5 Things To Note When Bringing on Employees For Your Business
Posted on January 21, 2015
This year, I hired two new employees. I’ve had employees working for my business for the past two and a half years. There are a few things I wish my fellow business owners would have told me before I started hiring. Hopefully, these notes will help you with your business:
- Hiring People Doesn’t Necessarily Mean More Money. In order to be successful as an entrepreneur, you don’t need to have employees, and you don’t need to be a millionaire. As an entrepreneur, you create and define your own successes. If you want to hire people ask yourself WHY? What is the purpose of bringing these new people on? Make sure you are hiring because you need the extra hands in order to grow and not because it “sounds cool” to have employees. Remember, that sometimes bringing on employees can actually LOWER the amount of money you are taking home at the end of the day. After all, you have to hit that payroll every two weeks.
- Employees Talk To Each Other….About You. Bringing in other personalities and other people means new opinions, new conversations, and even some conversations about you that don’t include you. You are used to answering to yourself – well now you have employees to answer to as well. They might ask questions about things you’ve never considered. They might come to you and say, “we’ve discussed….” And make you feel ganged up on at times. Be ready for everything and understand that they are going to speak to each other.

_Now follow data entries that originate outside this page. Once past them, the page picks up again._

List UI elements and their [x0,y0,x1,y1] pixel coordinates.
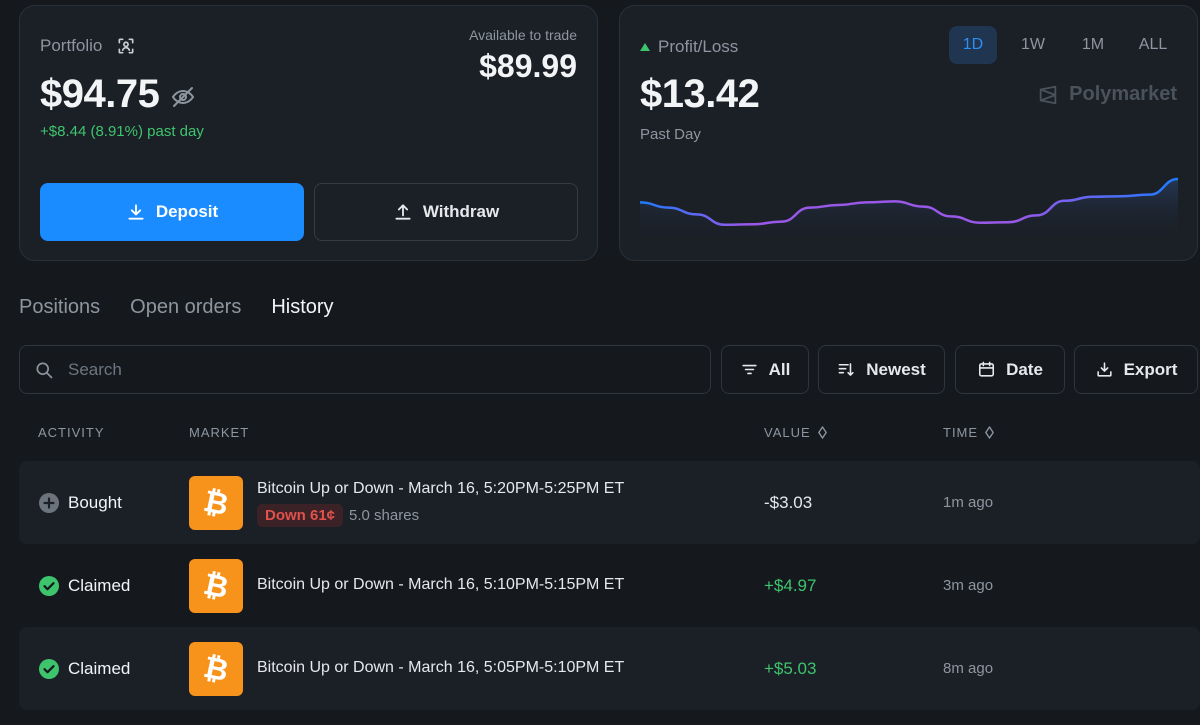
bitcoin-symbol-icon: ₿ [201,569,231,603]
pnl-value: $13.42 [640,72,760,116]
table-row[interactable]: Claimed ₿ Bitcoin Up or Down - March 16,… [19,544,1200,627]
table-row[interactable]: Claimed ₿ Bitcoin Up or Down - March 16,… [19,627,1200,710]
sort-toggle-icon [985,426,994,439]
bitcoin-icon: ₿ [189,476,243,530]
scan-icon[interactable] [116,36,136,56]
balance-value: $94.75 [40,72,160,116]
bitcoin-symbol-icon: ₿ [201,486,231,520]
chart-area [640,179,1178,241]
range-1m[interactable]: 1M [1081,36,1105,53]
search-box [19,345,711,394]
value-cell: -$3.03 [764,492,813,512]
activity-cell: Claimed [39,627,130,710]
bitcoin-symbol-icon: ₿ [201,652,231,686]
activity-cell: Claimed [39,544,130,627]
date-button[interactable]: Date [955,345,1065,394]
shares-count: 5.0 shares [349,507,420,524]
column-time-label: TIME [943,425,979,440]
withdraw-label: Withdraw [422,202,500,221]
calendar-icon [979,361,995,377]
column-value-label: VALUE [764,425,811,440]
deposit-label: Deposit [155,202,219,221]
export-label: Export [1123,359,1178,379]
pnl-card: Profit/Loss $13.42 Past Day 1D 1W 1M ALL… [619,5,1198,261]
portfolio-balance: $94.75 [40,72,195,117]
triangle-up-icon [640,43,650,51]
download-icon [128,204,144,220]
column-activity: ACTIVITY [38,425,105,440]
available-value: $89.99 [479,48,577,84]
filter-label: All [768,359,791,379]
pnl-label-text: Profit/Loss [658,37,739,56]
sort-toggle-icon [817,426,827,439]
eye-off-icon[interactable] [171,85,195,109]
range-1w[interactable]: 1W [1021,36,1045,53]
portfolio-label: Portfolio [40,36,136,56]
range-1d[interactable]: 1D [949,26,997,64]
sort-icon [838,363,854,376]
market-title[interactable]: Bitcoin Up or Down - March 16, 5:05PM-5:… [257,659,625,676]
polymarket-brand: Polymarket [1037,83,1177,106]
market-title[interactable]: Bitcoin Up or Down - March 16, 5:10PM-5:… [257,576,625,593]
export-button[interactable]: Export [1074,345,1198,394]
time-cell: 8m ago [943,660,994,677]
filter-button[interactable]: All [721,345,809,394]
svg-text:₿: ₿ [201,486,231,520]
deposit-button[interactable]: Deposit [40,183,304,241]
range-selector: 1D 1W 1M ALL [949,26,1177,64]
outcome-badge: Down 61¢ [257,504,344,527]
pnl-label: Profit/Loss [640,37,738,57]
market-title[interactable]: Bitcoin Up or Down - March 16, 5:20PM-5:… [257,480,625,497]
activity-label: Claimed [68,575,131,595]
portfolio-card: Portfolio $94.75 +$8.44 (8.91%) past day… [19,5,598,261]
value-cell: +$4.97 [764,575,817,595]
sort-button[interactable]: Newest [818,345,945,394]
time-cell: 1m ago [943,494,994,511]
search-icon [36,362,53,378]
tab-positions[interactable]: Positions [19,296,101,318]
tab-open-orders[interactable]: Open orders [130,296,242,318]
portfolio-change: +$8.44 (8.91%) past day [40,123,204,140]
svg-text:₿: ₿ [201,652,231,686]
table-row[interactable]: Bought ₿ Bitcoin Up or Down - March 16, … [19,461,1200,544]
chart-line [640,177,1178,227]
time-cell: 3m ago [943,577,994,594]
bitcoin-icon: ₿ [189,642,243,696]
pnl-period: Past Day [640,126,701,143]
search-input[interactable] [68,359,668,380]
column-time[interactable]: TIME [943,425,995,440]
export-icon [1096,362,1112,377]
withdraw-button[interactable]: Withdraw [314,183,578,241]
range-all[interactable]: ALL [1138,36,1168,53]
check-circle-icon [39,575,59,596]
market-meta: Down 61¢ 5.0 shares [257,504,419,527]
portfolio-label-text: Portfolio [40,36,103,55]
tab-history[interactable]: History [271,296,334,318]
sort-label: Newest [866,359,926,379]
plus-circle-icon [39,492,59,513]
check-circle-icon [39,658,59,679]
value-cell: +$5.03 [764,658,817,678]
column-value[interactable]: VALUE [764,425,828,440]
bitcoin-icon: ₿ [189,559,243,613]
brand-name: Polymarket [1069,83,1177,105]
tab-bar: Positions Open orders History [19,296,334,319]
filter-icon [742,364,757,375]
activity-label: Claimed [68,658,131,678]
svg-text:₿: ₿ [201,569,231,603]
column-market: MARKET [189,425,250,440]
activity-label: Bought [68,492,122,512]
date-label: Date [1006,359,1043,379]
polymarket-logo-icon [1039,85,1057,104]
upload-icon [395,204,411,220]
pnl-line-chart [640,177,1178,241]
activity-cell: Bought [39,461,122,544]
available-label: Available to trade [469,27,577,43]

- Employees Take Lots of Time & Attention. When you hire anyone new you have to do a lot of “swooping in and saving the day” as I like to call it. Instead of focusing on your own workload you focus on helping your employees with their work load. Be aware of this as you have to keep the train moving and you don’t have too many hours in the day. Make sure you set aside time to work on your own stuff as well.
- Make An Employee Handbook. One of the biggest mistakes I made was not having an employee handbook. So many situations have popped up with my employees where they’ve asked what a certain policy is and I didn’t have anything in place. For example, my cousin died, how many days do I get off? How many vacation days do I get? Does the company pay for maternity leave? I just finished an employee handbook so I always have an answer and a policy in place in the future.
- Put Everything in Writing. If you give someone a raise or commission or a bonus- always put it in writing. Track everything you promise people so there are no discrepancies.